Debt not protected by the Fair Debt Collection Practices Act

Both secured and unsecured debt are protected under the Fair Debt Collection Practices Act, which prevents debt collectors from using abusive or fraudulent tactics to collect debt.

Certain special kinds of debt, however, are not protected by the FDCPA. These include business-related debt and non-transactional debt, such as unpaid taxes, traffic tickets, and fines.

This means that debt collectors may try to collect those special kinds of debt in ways that would otherwise be illegal.

What should I do about my debt?

Whether your debt is secured, unsecured, or a special kind of debt not protected under the FDCPA, you should do everything you can to make your payments.
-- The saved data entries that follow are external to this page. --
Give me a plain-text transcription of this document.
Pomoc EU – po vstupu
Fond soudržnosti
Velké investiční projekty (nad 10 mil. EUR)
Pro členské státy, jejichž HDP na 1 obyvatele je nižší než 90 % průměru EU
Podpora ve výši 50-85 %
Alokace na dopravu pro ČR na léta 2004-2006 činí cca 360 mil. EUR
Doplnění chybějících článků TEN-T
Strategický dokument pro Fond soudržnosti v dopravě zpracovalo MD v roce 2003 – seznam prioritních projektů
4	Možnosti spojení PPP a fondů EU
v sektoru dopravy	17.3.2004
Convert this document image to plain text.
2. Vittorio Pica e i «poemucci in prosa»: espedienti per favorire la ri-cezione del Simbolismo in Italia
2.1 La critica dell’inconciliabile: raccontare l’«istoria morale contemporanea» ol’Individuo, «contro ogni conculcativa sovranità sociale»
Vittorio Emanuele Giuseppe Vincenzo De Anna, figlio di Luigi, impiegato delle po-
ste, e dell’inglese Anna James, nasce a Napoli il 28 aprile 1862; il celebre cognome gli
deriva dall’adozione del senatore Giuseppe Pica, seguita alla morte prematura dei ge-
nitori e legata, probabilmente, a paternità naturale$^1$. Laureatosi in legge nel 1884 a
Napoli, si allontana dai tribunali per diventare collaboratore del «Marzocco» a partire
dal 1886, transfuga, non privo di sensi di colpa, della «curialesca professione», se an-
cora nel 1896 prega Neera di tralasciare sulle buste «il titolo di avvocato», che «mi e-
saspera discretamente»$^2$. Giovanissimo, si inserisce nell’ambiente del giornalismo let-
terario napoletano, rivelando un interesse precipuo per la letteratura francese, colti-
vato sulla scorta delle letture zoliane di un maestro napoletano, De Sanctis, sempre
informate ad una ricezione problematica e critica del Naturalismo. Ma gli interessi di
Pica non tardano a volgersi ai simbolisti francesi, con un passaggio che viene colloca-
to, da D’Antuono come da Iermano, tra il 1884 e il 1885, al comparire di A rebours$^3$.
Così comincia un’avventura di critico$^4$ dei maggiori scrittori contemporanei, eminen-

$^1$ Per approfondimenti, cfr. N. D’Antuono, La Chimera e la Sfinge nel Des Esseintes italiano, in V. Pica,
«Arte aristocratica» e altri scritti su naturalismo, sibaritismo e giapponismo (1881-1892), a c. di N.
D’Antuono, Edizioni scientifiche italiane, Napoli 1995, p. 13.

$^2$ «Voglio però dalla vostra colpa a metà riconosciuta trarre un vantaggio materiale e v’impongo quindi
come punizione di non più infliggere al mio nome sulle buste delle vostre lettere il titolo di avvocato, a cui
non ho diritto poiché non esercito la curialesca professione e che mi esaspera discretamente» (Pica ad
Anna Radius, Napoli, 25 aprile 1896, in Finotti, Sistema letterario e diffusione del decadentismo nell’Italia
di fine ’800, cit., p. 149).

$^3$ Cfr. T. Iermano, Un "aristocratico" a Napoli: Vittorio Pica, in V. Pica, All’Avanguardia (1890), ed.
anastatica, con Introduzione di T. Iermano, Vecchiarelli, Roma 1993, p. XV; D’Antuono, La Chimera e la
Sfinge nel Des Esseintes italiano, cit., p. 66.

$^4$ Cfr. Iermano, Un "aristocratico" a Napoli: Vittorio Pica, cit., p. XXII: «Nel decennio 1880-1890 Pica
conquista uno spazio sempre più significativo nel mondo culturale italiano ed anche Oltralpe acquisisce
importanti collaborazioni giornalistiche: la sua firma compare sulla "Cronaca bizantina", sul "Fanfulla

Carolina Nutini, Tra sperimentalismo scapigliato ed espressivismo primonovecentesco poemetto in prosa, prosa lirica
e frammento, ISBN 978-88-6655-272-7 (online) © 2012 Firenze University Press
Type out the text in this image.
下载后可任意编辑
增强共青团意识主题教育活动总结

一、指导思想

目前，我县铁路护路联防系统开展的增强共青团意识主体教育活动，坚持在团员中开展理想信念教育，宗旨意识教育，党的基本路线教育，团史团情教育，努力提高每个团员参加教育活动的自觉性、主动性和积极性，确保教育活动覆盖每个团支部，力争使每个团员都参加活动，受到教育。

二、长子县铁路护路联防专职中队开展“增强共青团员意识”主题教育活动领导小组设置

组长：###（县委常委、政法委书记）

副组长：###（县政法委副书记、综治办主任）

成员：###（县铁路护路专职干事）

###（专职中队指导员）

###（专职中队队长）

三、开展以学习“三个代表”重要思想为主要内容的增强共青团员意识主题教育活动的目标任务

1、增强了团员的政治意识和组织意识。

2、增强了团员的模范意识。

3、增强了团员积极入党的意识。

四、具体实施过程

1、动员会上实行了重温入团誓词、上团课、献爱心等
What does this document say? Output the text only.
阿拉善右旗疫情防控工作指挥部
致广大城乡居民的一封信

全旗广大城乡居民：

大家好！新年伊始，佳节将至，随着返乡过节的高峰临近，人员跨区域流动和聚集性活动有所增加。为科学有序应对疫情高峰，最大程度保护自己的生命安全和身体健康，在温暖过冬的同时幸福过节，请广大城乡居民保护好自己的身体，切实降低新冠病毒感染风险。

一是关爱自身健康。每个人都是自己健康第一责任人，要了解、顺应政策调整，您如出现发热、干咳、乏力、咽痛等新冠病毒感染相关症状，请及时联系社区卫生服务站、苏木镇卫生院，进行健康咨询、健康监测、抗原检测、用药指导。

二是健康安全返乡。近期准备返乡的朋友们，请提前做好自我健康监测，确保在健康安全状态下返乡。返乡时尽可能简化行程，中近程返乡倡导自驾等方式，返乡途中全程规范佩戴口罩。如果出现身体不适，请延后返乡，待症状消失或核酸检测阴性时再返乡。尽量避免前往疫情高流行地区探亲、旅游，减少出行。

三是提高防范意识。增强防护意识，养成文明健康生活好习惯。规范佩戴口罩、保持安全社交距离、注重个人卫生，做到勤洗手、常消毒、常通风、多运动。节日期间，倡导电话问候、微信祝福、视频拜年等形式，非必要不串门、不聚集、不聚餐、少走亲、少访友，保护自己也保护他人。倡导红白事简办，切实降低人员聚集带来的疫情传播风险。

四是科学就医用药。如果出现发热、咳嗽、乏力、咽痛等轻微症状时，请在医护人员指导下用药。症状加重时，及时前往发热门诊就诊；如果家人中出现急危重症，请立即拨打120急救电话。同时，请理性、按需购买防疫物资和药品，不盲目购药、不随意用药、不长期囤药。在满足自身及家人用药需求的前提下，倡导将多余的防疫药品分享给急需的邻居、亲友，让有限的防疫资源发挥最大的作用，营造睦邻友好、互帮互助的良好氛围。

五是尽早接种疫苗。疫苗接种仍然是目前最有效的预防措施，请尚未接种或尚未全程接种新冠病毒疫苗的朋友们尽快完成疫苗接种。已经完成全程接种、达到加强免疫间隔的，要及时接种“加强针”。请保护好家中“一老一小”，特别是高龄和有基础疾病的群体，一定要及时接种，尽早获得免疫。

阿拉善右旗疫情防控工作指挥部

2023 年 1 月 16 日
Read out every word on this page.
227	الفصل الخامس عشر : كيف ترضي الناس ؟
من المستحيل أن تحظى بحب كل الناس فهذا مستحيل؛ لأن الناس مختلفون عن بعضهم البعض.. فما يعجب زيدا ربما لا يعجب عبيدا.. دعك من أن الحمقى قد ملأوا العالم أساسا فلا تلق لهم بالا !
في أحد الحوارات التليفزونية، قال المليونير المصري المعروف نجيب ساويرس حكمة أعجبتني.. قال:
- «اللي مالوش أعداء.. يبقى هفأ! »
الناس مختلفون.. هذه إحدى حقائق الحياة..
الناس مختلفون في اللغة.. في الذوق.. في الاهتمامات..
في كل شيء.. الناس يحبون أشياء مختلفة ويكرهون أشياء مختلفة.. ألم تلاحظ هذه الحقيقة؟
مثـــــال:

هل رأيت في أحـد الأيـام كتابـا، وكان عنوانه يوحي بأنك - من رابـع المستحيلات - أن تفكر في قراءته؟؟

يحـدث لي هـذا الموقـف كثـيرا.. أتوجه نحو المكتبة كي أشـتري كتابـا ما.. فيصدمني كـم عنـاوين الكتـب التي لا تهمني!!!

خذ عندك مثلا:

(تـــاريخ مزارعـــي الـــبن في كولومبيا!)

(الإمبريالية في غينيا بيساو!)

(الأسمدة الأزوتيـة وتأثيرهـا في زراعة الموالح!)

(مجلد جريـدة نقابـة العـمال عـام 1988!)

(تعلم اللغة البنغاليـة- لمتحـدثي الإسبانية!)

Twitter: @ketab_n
If that’s not possible, try to negotiate with your lenders. They may be willing to accept a smaller amount of money. Declaring bankruptcy is also an option.

Some lenders will try to talk people with unsecured debt into getting a home equity loan to help make payments. However, if you’re unable to pay off the home equity loan, you could lose your home, so be cautious about agreeing to this. Paradoxically, bankruptcy does not have the stigma most people fear. Because of the rules associated with bankruptcy (i.e. you can only claim bankruptcy every 7-10 years), bankruptcy filers are more likely to get certain types of credit since the creditors know they won’t be able to file again for an extended period of time.